Which reminds me that I should talk in here about conversations I’ve been having with other artists about actions, meanings and intentions as art mediums. About experiences as art mediums. Not just about the content of the conversations, but about whether having them constitutes some kind of art activity as well.
But I’ll save that for another entry. To ring in March, I’ll try to talk about these conversations a little bit as well as answer some of the questions I posed at the beginning of February.
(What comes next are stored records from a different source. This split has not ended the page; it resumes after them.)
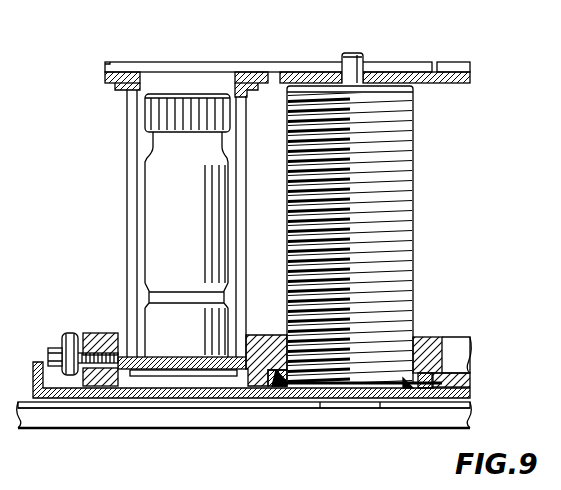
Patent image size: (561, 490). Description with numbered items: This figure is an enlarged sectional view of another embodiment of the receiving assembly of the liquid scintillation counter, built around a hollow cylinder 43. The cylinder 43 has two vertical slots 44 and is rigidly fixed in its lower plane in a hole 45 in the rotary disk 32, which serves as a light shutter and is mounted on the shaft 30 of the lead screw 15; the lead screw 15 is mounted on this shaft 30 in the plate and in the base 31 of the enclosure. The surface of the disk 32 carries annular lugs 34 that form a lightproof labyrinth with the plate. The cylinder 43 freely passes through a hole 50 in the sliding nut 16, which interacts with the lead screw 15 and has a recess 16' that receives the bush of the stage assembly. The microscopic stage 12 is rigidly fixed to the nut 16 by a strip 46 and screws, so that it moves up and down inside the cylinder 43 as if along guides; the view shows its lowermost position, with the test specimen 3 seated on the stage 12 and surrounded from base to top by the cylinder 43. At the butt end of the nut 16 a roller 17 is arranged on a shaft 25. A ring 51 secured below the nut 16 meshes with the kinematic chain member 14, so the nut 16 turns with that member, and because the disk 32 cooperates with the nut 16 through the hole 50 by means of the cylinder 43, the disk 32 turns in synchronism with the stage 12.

The test specimen 3 is at (147, 157).
The microscopic stage 12 is at (150, 297).
The kinematic chain member 14 is at (104, 398).
The lead screw 15 is at (410, 160).
The nut 16 is at (438, 344).
The recess of the nut 16' is at (105, 342).
The roller 17 is at (70, 336).
The shaft 25 is at (52, 358).
The shaft 30 is at (364, 59).
The base 31 is at (412, 426).
The rotary disk 32 is at (294, 71).
The annular lug 34 is at (437, 67).
The hollow cylinder 43 is at (124, 88).
The vertical slot 44 is at (130, 215).
The hole in the disk 45 is at (135, 74).
The strip 46 is at (222, 370).
The hole in the sliding nut 50 is at (138, 376).
The ring 51 is at (280, 388).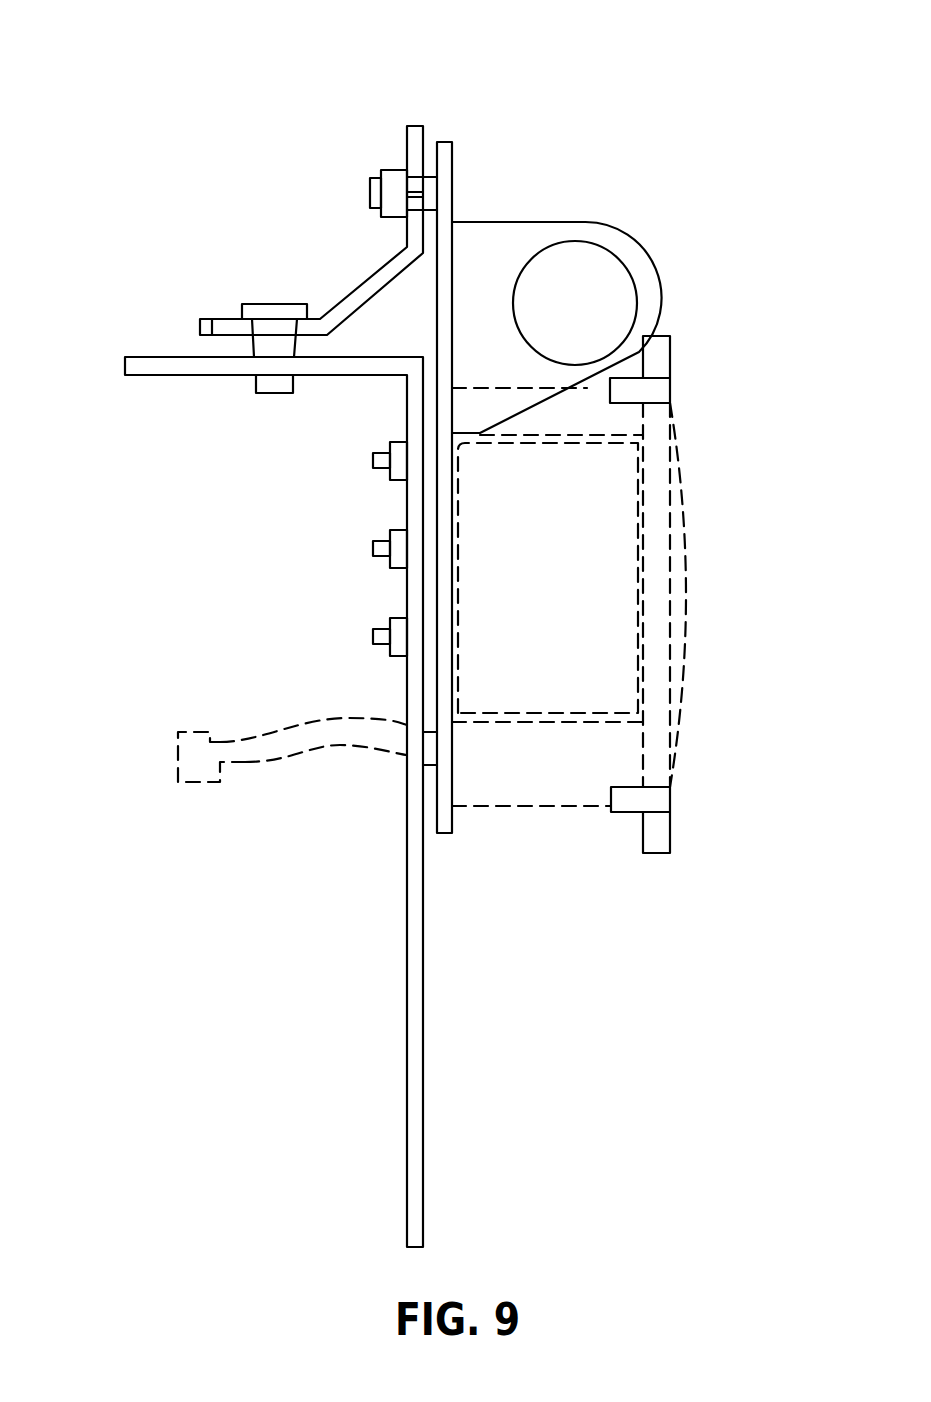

Meanwhile, here’s an image from one of the projects that isn’t going to happen.
shinobu wrote on Feb 17:
It makes me wonder what prevents the "art-buzz" from happening when we try too hard for "art activities".. In any case, we, as co-directors, would like to encourage you all to get a "hiatus buzz" out of participating in RFAOH -- We and your fans look forward to your reports! (even on a non-activity (;)
Heather wrote on Feb 16:
Hi Ryan & Enrique (& Shinobu.) Thanks for reading and commenting. Yes, Ryan, you are totally right about not knowing what is or isn't art for certain -- I should be clearer: I'm not trying to determine what things are art from any objective place, but more something about what making art feels like for me. I want to get a better grasp on the feelings involved in the experiences that I think of as art making and not artmaking. And Enrique, I agree with you! I wonder if I may put all of the pieces of this puzzle together and find in the end that the activities that I get an art-buzz out of participating in are actually not artistic activities at all! We'll see!
Ryan wrote on Feb 13:
Instead of trying to define what is or is not art - this we really cannot know for certain - perhaps it would be more productive to, for instance, investigate why do you do what you do. What drives you? Where do your ideas come from? What are your intentions? What comes of your actions? What do you achieve by doing what you do? How and why do people perceive and or engage with your work? ...
enrique wrote on Feb 11:
Great ! It makes wonder about my own condition. I agree, and besides, what is there to separate? all roads lead to Rome ... and Rome is not only about the "art world". It might be a personal thing (like an enlightenment, a sense of life) or it might be a matter of the unconscious and the care of oneself. For me, art happens after the experiences of being, and not always happens. The being allows a builder to build the best walls, but these are not necessarily intended to be art. For better or for worse.
shinobu wrote on Feb 1:
Or did you eat art? Welcome aboard Heather!